Le ministère américain de la Justice a dévoilé mercredi des poursuites visant le gouverneur, membre du parti Morena au pouvoir, ainsi que d’autres responsables, qu’il accuse d’avoir collaboré avec le cartel de Sinaloa pour faire passer d’énormes quantités de stupéfiants vers les États-Unis.
Sheinbaum a précisé que si le parquet mexicain recevait des éléments solides et conformes au droit national, il devrait donner suite à une éventuelle demande d’extradition. En revanche, faute de preuves, ces accusations pourraient, selon elle, avoir une portée politique.

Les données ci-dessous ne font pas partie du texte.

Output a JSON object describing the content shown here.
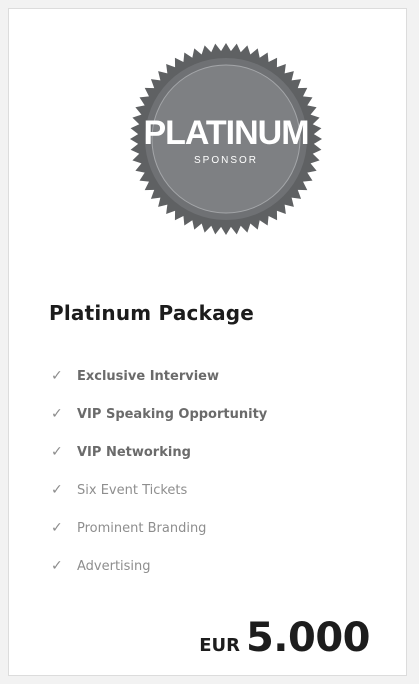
{
  "badge": {
    "line1": "PLATINUM",
    "line2": "SPONSOR",
    "colors": {
      "outer": "#5f6163",
      "inner": "#7e8083",
      "text": "#ffffff"
    }
  },
  "package": {
    "title": "Platinum Package",
    "features": [
      {
        "label": "Exclusive Interview",
        "style": "strong"
      },
      {
        "label": "VIP Speaking Opportunity",
        "style": "strong"
      },
      {
        "label": "VIP Networking",
        "style": "strong"
      },
      {
        "label": "Six Event Tickets",
        "style": "light"
      },
      {
        "label": "Prominent Branding",
        "style": "light"
      },
      {
        "label": "Advertising",
        "style": "light"
      }
    ],
    "check_icon": "check-icon",
    "price": {
      "currency": "EUR",
      "amount": "5.000"
    }
  }
}
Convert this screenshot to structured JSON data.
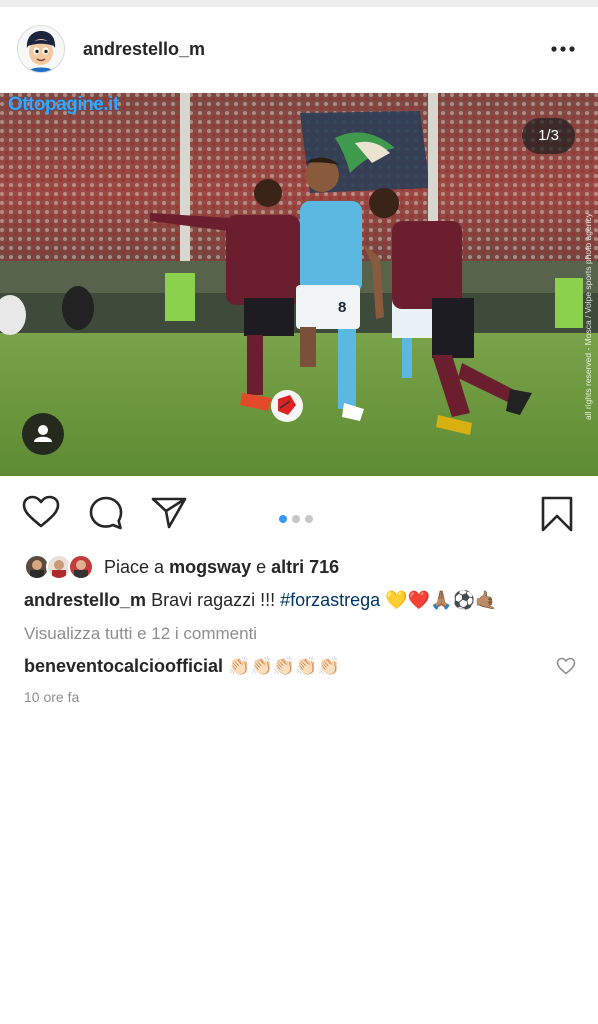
{
  "header": {
    "username": "andrestello_m"
  },
  "photo": {
    "watermark": "Ottopagine.it",
    "counter": "1/3",
    "side_credit": "all rights reserved - Mosca / Volpe sports photo agency",
    "shirt_number": "8"
  },
  "carousel": {
    "current": 1,
    "total": 3
  },
  "likes": {
    "prefix": "Piace a",
    "user": "mogsway",
    "joiner": "e",
    "others": "altri 716"
  },
  "caption": {
    "user": "andrestello_m",
    "text": "Bravi ragazzi !!!",
    "hashtag": "#forzastrega",
    "emojis": "💛❤️🙏🏽⚽🤙🏽"
  },
  "comments": {
    "view_all": "Visualizza tutti e 12 i commenti",
    "items": [
      {
        "user": "beneventocalcioofficial",
        "text": "👏🏻👏🏻👏🏻👏🏻👏🏻"
      }
    ]
  },
  "timestamp": "10 ore fa",
  "colors": {
    "accent": "#3897f0",
    "hashtag": "#003569",
    "muted": "#8e8e8e",
    "maroon_kit": "#6b1f2e",
    "blue_kit": "#5bb8e0"
  },
  "icons": [
    "more-icon",
    "user-tag-icon",
    "heart-icon",
    "comment-icon",
    "share-icon",
    "bookmark-icon",
    "heart-small-icon"
  ]
}
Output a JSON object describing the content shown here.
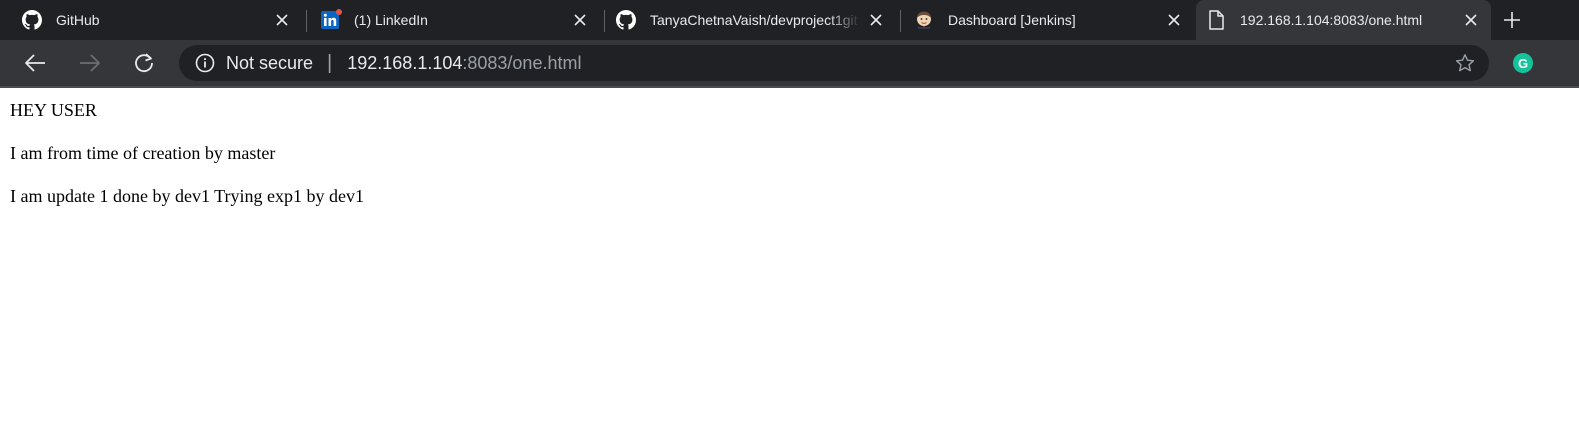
{
  "tabs": [
    {
      "title": "GitHub",
      "icon": "github-icon",
      "active": false
    },
    {
      "title": "(1) LinkedIn",
      "icon": "linkedin-icon",
      "active": false
    },
    {
      "title": "TanyaChetnaVaish/devproject1git",
      "icon": "github-icon",
      "active": false
    },
    {
      "title": "Dashboard [Jenkins]",
      "icon": "jenkins-icon",
      "active": false
    },
    {
      "title": "192.168.1.104:8083/one.html",
      "icon": "page-icon",
      "active": true
    }
  ],
  "omnibox": {
    "security_label": "Not secure",
    "separator": "|",
    "url_host": "192.168.1.104",
    "url_rest": ":8083/one.html"
  },
  "extension": {
    "grammarly_letter": "G",
    "grammarly_color": "#15c39a"
  },
  "page": {
    "lines": [
      "HEY USER",
      "I am from time of creation by master",
      "I am update 1 done by dev1 Trying exp1 by dev1"
    ]
  },
  "colors": {
    "tabstrip_bg": "#202124",
    "toolbar_bg": "#35363a",
    "omnibox_bg": "#202124",
    "text_light": "#e8eaed",
    "text_dim": "#9aa0a6"
  }
}
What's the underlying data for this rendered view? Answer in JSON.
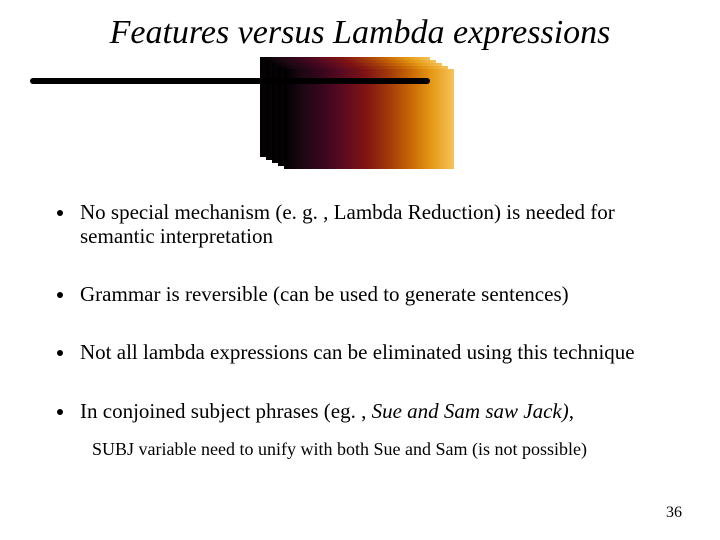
{
  "slide": {
    "title": "Features versus Lambda expressions",
    "bullets": [
      "No special mechanism (e. g. , Lambda Reduction)  is needed for semantic interpretation",
      "Grammar is reversible (can be used to generate sentences)",
      "Not all lambda expressions can be eliminated using this technique"
    ],
    "bullet4_pre": "In conjoined subject phrases (eg. , ",
    "bullet4_ital": "Sue and Sam saw Jack),",
    "subnote": "SUBJ variable need to unify with both Sue and Sam (is not possible)",
    "page_number": "36"
  }
}
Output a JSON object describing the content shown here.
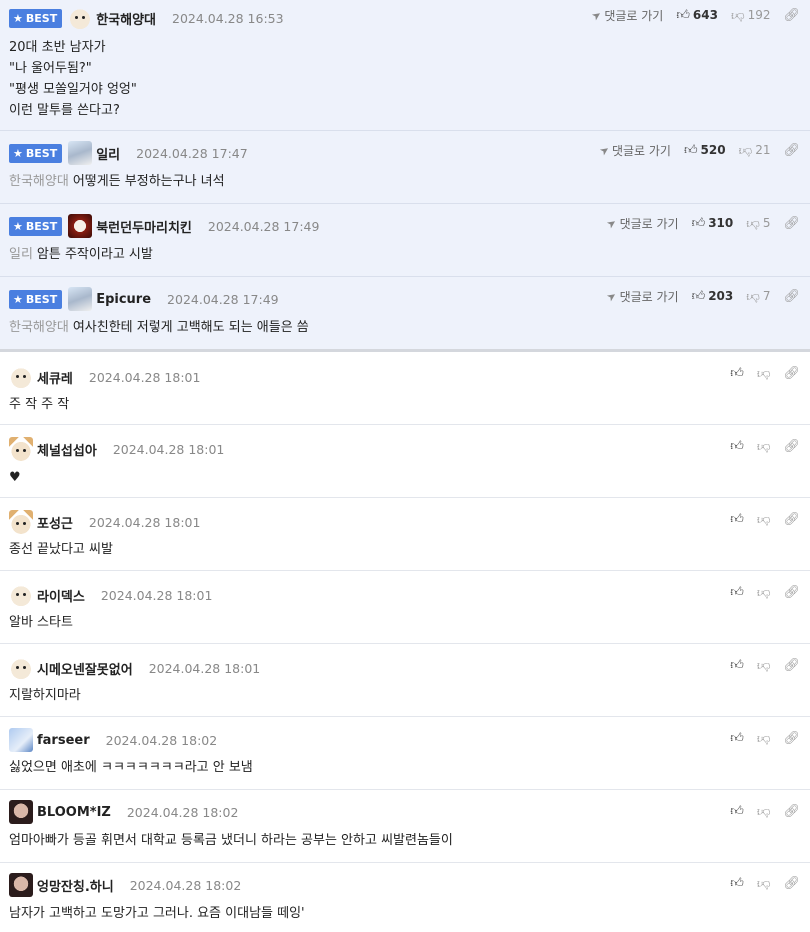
{
  "labels": {
    "best": "BEST",
    "goto": "댓글로 가기"
  },
  "best_comments": [
    {
      "nick": "한국해양대",
      "date": "2024.04.28 16:53",
      "up": "643",
      "down": "192",
      "lines": [
        "20대 초반 남자가",
        "\"나 울어두됨?\"",
        "\"평생 모쏠일거야 엉엉\"",
        "이런 말투를 쓴다고?"
      ],
      "reply_to": ""
    },
    {
      "nick": "일리",
      "date": "2024.04.28 17:47",
      "up": "520",
      "down": "21",
      "lines": [
        "어떻게든 부정하는구나 녀석"
      ],
      "reply_to": "한국해양대"
    },
    {
      "nick": "북런던두마리치킨",
      "date": "2024.04.28 17:49",
      "up": "310",
      "down": "5",
      "lines": [
        "암튼 주작이라고 시발"
      ],
      "reply_to": "일리"
    },
    {
      "nick": "Epicure",
      "date": "2024.04.28 17:49",
      "up": "203",
      "down": "7",
      "lines": [
        "여사친한테 저렇게 고백해도 되는 애들은 씀"
      ],
      "reply_to": "한국해양대"
    }
  ],
  "comments": [
    {
      "nick": "세큐레",
      "date": "2024.04.28 18:01",
      "text": "주 작 주 작"
    },
    {
      "nick": "체널섭섭아",
      "date": "2024.04.28 18:01",
      "text": "♥"
    },
    {
      "nick": "포성근",
      "date": "2024.04.28 18:01",
      "text": "종선 끝났다고 씨발"
    },
    {
      "nick": "라이덱스",
      "date": "2024.04.28 18:01",
      "text": "알바 스타트"
    },
    {
      "nick": "시메오넨잘못없어",
      "date": "2024.04.28 18:01",
      "text": "지랄하지마라"
    },
    {
      "nick": "farseer",
      "date": "2024.04.28 18:02",
      "text": "싫었으면 애초에 ㅋㅋㅋㅋㅋㅋㅋ라고 안 보냄"
    },
    {
      "nick": "BLOOM*IZ",
      "date": "2024.04.28 18:02",
      "text": "엄마아빠가 등골 휘면서 대학교 등록금 냈더니 하라는 공부는 안하고 씨발련놈들이"
    },
    {
      "nick": "엉망잔칭.하니",
      "date": "2024.04.28 18:02",
      "text": "남자가 고백하고 도망가고 그러나. 요즘 이대남들 떼잉'"
    }
  ],
  "icons": {
    "goto": "send-arrow-icon",
    "up": "thumbs-up-icon",
    "down": "thumbs-down-icon",
    "link": "link-icon"
  },
  "colors": {
    "best_bg": "#eef2fb",
    "badge": "#4a7fe0"
  }
}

Le gouverneur Rocha Moya a rejeté ces accusations sur les réseaux sociaux, les présentant comme une attaque contre Morena, le parti fondé par l’ancien président Andrés Manuel López Obrador. Les autres responsables visés par l’enquête américaine appartiennent eux aussi à cette formation politique.
La présidente a aussi souligné que c’était la première fois que les États-Unis rendaient publiques des accusations de trafic de stupéfiants contre un gouverneur en exercice ou un autre haut responsable. « Nous ne protégerons personne », a-t-elle affirmé.
Cette affaire alimente encore les tensions entre Mexico et Washington, déjà exacerbées par la pression américaine sur la lutte antidrogue et par les débats sur la souveraineté mexicaine.
Sheinbaum rejette toute présence militaire américaine sur le territoire mexicain, tout en se disant favorable à une coopération renforcée en matière de renseignement.